José Luis Alvite
El aliento y la conciencia
No entiendo la razón por la que está mal visto hablar de sexo sin convertirlo en una asignatura o en una patología. Hay sexo detrás del éxito de muchas personas y lo hay también en la explicación de sus fracasos. El del sexo es tal vez el único placer que no mejora al contarlo. Hay un sexo familiar y medicinal que explica muy bien Bernabé Tierno, y un sexo tórrido y pecuario para el que casi nadie tiene el vocabulario necesario para contarlo. Mi amiga D. me reconoció una noche haber hecho con la boca cosas que ni sabría pronunciar y dijo también que jamás iba al dentista al día siguiente de una aventura por miedo a eructar. Le resultaba incómodo que su dentista averiguase su sexualidad por el aliento. Con razón decía mi amiga que su ruptura con C. le había dejado hermosos recuerdos y un mal sabor de boca.

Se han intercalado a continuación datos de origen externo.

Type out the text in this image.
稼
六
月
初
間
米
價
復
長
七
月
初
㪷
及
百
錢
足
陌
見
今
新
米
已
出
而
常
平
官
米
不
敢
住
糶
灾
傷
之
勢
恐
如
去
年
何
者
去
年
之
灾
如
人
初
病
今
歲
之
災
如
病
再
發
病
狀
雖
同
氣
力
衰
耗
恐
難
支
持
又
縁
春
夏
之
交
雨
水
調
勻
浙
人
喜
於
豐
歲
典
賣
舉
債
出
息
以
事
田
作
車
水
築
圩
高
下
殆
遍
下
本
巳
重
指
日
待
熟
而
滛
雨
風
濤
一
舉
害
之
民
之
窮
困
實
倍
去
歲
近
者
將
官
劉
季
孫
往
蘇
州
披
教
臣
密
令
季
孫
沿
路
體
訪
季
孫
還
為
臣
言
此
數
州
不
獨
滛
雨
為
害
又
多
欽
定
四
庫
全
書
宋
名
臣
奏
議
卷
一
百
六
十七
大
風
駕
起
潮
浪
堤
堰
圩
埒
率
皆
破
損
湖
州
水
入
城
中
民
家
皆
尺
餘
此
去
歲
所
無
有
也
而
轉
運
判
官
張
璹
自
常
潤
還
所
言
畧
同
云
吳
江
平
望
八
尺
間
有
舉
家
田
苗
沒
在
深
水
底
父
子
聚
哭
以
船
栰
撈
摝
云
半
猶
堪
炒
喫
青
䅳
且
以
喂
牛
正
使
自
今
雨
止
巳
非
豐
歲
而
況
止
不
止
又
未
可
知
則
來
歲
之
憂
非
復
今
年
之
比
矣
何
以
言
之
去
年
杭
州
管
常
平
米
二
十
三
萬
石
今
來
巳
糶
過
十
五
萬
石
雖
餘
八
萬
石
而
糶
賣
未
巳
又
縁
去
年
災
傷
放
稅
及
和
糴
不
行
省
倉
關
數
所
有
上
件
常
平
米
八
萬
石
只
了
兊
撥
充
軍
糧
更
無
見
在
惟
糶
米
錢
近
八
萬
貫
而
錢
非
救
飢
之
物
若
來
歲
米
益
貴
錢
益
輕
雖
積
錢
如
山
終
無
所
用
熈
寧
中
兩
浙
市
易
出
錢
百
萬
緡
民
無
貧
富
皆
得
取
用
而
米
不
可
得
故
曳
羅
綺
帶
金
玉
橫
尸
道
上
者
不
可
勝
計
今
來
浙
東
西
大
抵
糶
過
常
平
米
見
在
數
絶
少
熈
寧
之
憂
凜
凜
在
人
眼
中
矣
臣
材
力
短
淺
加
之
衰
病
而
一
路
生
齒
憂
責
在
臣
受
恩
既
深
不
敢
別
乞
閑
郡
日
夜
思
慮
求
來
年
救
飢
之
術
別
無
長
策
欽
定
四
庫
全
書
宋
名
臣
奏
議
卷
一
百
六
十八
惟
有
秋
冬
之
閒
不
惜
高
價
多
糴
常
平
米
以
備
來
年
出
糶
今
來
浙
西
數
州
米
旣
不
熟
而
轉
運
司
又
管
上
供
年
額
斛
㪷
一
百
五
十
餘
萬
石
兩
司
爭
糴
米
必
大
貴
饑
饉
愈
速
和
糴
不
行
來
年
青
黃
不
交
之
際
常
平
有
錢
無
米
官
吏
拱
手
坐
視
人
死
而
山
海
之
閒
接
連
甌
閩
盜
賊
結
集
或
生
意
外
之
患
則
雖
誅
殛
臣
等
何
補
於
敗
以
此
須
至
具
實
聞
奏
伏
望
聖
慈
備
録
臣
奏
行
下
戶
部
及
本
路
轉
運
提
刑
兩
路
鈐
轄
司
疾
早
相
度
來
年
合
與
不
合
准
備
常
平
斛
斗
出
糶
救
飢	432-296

El pudor que a ella le producía el dentista, se lo causa a los creyentes el confesor. Tradicionalmente, la religión ha presentado el sexo como una flaqueza, incluso como una bajeza moral. Yo jamás lo he considerado de ese modo y el sexo no figura entre los motivos de mis numerosos remordimientos. Lo que de verdad me preocupaba era que las manchas que no salpicaban mi alma fuesen a parar a la tapicería del coche. Los poetas siempre han visto el sexo de otro modo, con profilaxis y mucho jabón, con flores, madreselvas y alegorías, sin fluidos, y, claro, al final se les parte el corazón porque su chica se va con el tipo que no puede garantizarle un lugar en el Olimpo, pero tiene para ella un catre con culera en la cabina del camión. Yo he evitado siempre la tentación lírica del poeta en su relación con el sexo. Como le dijo a un amigo mío una fulana, «cuando te hayas largado, de tus mejores frases sólo recordaré con nostalgia el chupón del cuello».